3. Nel brano del Vangelo che abbiamo appena ascoltato l'uomo dalla mano inaridita vive ignorato da tutti ai margini della società. Gesù lo vede come lo vedono tutti gli altri, ma non lo ignora. Nella sinagoga lo invita a spostarsi da un posto laterale verso il centro, per attirare l'attenzione di tutti su di lui. "Alzati" gli dice "e mettiti nel mezzo". E "l'uomo alzatosi si mise nel punto indicato" (Lc 6,8). Se non avesse avuto fiducia in Gesù sarebbe stato impossibile per lui mostrare pubblicamente la sua sofferenza. Egli si affida completamente a Gesù - come Pietro si affida alla voce di Gesù e cammina sulle acque. "Egli si alza": con questa breve frase l'evangelista vuole dirci come il malato non sia semplicemente un oggetto della forza salvifica di Gesù, ma che la guarigione avviene nell'incontro personale e grazie anche alla collaborazione del malato. Gesù incontra il malato come una persona alla quale egli riconosce tutto il suo valore e che ha bisogno di aiuto, il malato incontra Gesù come il Messia che era stato annunciato, come il Figlio di Dio fatto uomo; la salvezza gli proviene dalla sua adesione di fede a Cristo.

Che l'incontro con Cristo possa determinare una guarigione lo vediamo soprattutto nei luoghi di grazia, nei luoghi di preghiera e di conversione come Lourdes o Fatima o ovunque gli uomini si lasciano toccare dall'amore di Dio. Sono innumerevoli coloro che ogni anno tornano da questi luoghi colmati di ogni bene e riprendono la loro vita abituale. Il miracolo che è avvenuto è un miracolo di incontro e di fede. Nel rivolgersi fiduciosamente a Dio in Cristo, e per intercessione di Maria, si placano gli angosciosi interrogativi dell'uomo sul "perché" della sofferenza. Essi appaiono in una nuova luce, la sofferenza assume, per opera di Dio, un significato più profondo. Dio stesso ha dato una risposta al difficile mistero della sofferenza nel momento in cui si è fatto uomo, è diventato uno di noi. La risposta di Dio si chiama Gesù Cristo.

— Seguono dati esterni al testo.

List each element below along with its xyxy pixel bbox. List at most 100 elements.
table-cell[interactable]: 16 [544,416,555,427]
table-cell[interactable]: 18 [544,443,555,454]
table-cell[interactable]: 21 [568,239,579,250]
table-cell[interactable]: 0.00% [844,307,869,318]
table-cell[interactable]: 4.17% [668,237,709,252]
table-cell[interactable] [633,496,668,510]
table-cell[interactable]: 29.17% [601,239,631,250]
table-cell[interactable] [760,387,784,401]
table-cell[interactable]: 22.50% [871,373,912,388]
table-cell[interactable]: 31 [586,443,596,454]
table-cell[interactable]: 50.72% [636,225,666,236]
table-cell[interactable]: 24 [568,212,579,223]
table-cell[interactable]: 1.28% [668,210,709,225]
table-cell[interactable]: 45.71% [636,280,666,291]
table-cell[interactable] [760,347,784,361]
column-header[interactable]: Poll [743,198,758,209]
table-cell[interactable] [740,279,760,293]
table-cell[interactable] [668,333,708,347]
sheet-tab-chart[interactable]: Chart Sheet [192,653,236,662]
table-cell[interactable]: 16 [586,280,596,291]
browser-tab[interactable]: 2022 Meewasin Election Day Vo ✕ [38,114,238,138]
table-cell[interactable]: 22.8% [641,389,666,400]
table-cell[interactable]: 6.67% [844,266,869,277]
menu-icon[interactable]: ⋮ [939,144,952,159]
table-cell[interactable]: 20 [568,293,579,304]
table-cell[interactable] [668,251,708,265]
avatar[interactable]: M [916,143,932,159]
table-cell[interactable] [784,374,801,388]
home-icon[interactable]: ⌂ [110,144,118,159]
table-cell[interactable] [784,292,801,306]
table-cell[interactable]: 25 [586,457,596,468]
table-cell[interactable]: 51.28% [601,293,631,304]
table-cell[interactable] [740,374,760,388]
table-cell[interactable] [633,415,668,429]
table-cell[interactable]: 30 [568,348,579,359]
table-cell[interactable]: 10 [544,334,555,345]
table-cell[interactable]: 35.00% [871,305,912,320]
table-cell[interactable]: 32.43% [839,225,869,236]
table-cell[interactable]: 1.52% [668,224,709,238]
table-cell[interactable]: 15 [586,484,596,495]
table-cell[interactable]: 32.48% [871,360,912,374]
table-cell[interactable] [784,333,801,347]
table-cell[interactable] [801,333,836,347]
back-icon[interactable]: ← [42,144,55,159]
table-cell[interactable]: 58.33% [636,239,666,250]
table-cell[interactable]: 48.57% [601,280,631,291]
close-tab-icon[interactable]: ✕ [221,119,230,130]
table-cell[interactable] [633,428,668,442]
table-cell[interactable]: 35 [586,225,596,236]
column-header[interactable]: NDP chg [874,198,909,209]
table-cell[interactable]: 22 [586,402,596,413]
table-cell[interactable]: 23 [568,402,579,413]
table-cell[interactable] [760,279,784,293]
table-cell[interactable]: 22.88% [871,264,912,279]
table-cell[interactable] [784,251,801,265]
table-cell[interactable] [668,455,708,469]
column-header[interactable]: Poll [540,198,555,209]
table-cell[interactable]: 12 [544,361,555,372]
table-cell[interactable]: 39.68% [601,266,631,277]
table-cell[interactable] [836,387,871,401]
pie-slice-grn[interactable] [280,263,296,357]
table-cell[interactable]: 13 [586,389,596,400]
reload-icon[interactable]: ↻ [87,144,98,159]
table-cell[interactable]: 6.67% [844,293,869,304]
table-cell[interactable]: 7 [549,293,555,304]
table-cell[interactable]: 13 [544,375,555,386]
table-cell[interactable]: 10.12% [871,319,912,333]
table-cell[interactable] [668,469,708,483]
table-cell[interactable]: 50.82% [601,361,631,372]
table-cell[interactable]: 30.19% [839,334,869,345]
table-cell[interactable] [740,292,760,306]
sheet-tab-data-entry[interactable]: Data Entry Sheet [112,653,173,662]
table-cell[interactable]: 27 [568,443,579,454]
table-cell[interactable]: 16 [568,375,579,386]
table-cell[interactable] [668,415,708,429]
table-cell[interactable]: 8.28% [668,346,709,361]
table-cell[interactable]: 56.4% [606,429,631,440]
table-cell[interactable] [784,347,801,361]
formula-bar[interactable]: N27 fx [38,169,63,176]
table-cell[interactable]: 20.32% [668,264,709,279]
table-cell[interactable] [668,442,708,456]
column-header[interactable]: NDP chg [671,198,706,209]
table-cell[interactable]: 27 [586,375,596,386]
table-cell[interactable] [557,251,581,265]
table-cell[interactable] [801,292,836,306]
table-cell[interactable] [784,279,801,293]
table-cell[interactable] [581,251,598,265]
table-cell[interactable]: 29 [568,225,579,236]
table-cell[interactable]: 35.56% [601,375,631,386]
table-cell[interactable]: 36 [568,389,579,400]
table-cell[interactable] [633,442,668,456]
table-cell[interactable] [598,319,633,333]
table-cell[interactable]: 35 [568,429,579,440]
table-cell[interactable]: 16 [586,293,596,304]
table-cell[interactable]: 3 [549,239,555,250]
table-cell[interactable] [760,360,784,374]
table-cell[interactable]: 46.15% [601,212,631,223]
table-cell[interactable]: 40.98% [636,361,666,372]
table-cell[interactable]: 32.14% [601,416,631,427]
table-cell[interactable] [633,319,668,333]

4. Nel suo nome, in nome di Gesù Cristo che chiamiamo nostro "salvatore" io vengo oggi in mezzo a voi. La parola salvatore ci indica una missione: "salvare". Gesù Cristo ha annunciato il Regno di Dio non solo a parole ma anche con i fatti.

Questo Regno è già cominciato grazie a lui e alla sua opera, soprattutto perché egli ha guarito l'uomo alla radice - nel corpo e nello spirito. Molti degli uomini che facevano ressa intorno a Gesù erano malati. Inoltre molti di loro erano schiavi del peccato. Gesù ha perdonato la loro colpa e spesso li ha guariti completamente anche nel fisico. Dopo essere stati guariti da lui i sordi non udivano più soltanto la voce del mondo, ma anche la Parola di Dio. I muti non si limitavano più a parlare con gli uomini, ma lodavano Dio dal profondo del loro cuore. E non solo i paralitici cominciavano a camminare ma camminavano verso Dio.

Il dono di Gesù a queste persone non si è limitato ad una guarigione ma è consistito nella salvezza, la pace con Dio, con se stessi e la pace con gli altri uomini.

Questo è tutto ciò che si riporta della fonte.